Moreover, the police by their actions encouraged Turner to violate the terms of
his home detention. An offender who is on home detention may not
leave his home unless he is:
(A) working at employment approved by the court or traveling to or from
approved employment;
(B) unemployed and seeking employment approved for the offender by the court;
(C) undergoing medical, psychiatric, mental health treatment, counseling, or other treatment programs approved
for the offender by the court;
(D) attending an educational institution or a program approved for the offender by
the court;
(E) attending a regularly scheduled religious service at a place of worship;
or
(F) participating in a community work release or community restitution or service program
approved for the offender by the court.
Ind. Code § 35-38-2.5-6. Additionally, an offender on home detention may not
leave his home under other circumstances unless he has documented permission from the
supervising entity. Ind. Code § 35-38-2.5-13. No such permission is apparent
from this record.
We can only conclude that none of these exceptions apply here. Even
if this situation could be considered community restitution, there is no evidence that
Turner or any police officer sought approval by the court. Moreover, no
one obtained documented permission from the entity supervising Turners home detention for Turner
to leave his home. Under the facts as outlined here, no court
would have allowed Turner to leave his home. Based on the totality
of the circumstances, this is the precise type of police misconduct that the
exclusionary rule is meant to deter. We are confident that if not
for the finding
See footnote that Osborne had no standing to raise a motion to
suppress, the trial court would have reached the same conclusion.
Because the actions of the police could certainly be considered outrageously dangerous in
these circumstances, we find that the intrusion here by the police was unreasonable.
Inasmuch as reasonableness is the touchstone of the constitutional analysis, Osbornes rights
under Indiana Constitution Article I, Section 11 were violated. Thus, his motion
to suppress should have been granted. Because we conclude that the search
violated his rights under the Indiana Constitution, we need not address Osbornes Fourth
Amendment argument.See footnote
The order of the trial court is reversed. We remand to the
trial court with instructions to grant Osbornes motion to suppress.
Reversed and remanded.
NAJAM, J., and MAY, J., concur.
Footnote: Oral argument was held in this case on February 24, 2004 in
Mitchell, Indiana. We would like to thank the Honorable Michael A. Robbins
for organizing this outing where we were able to interact with the faculty,
staff, and students of Mitchell High School and with the Lawrence County Bar.

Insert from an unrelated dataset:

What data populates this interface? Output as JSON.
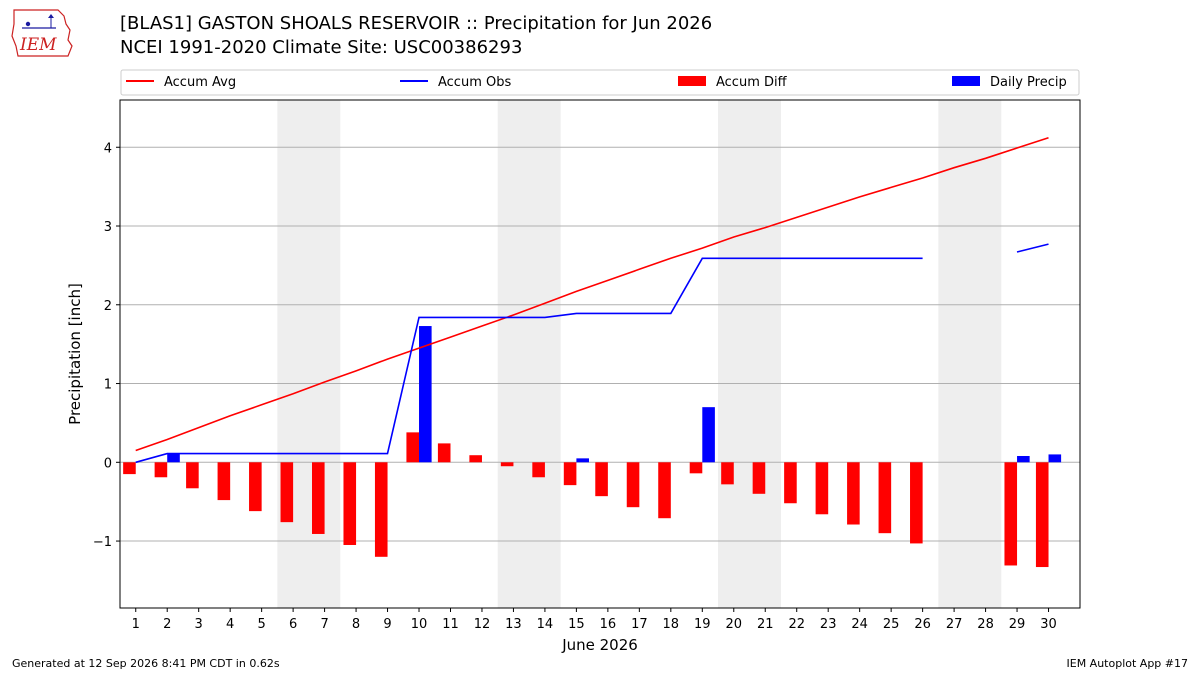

We thank all for their hospitality and interest in the appellate process.
Footnote:
Ind. Code § 35-48-4-6.
Footnote: We commend the trial court for the depth and quality of its
findings. They have been extremely helpful in our review of this issue.
Footnote: We note that the State in oral argument attempted to raise the
argument that the police had reasonable suspicion to stop Osborne because Turner was
a reliable informant. However, the State did not argue this before the
trial court, and, as such, may not raise it now.
State v.
Friedel, 714 N.E.2d 1231, 1237 (Ind. Ct. App. 1999) (An issue cannot be
raised for the first time on appeal.). However, we observe that the
record shows that Turner had not previously provided reliable information to the police.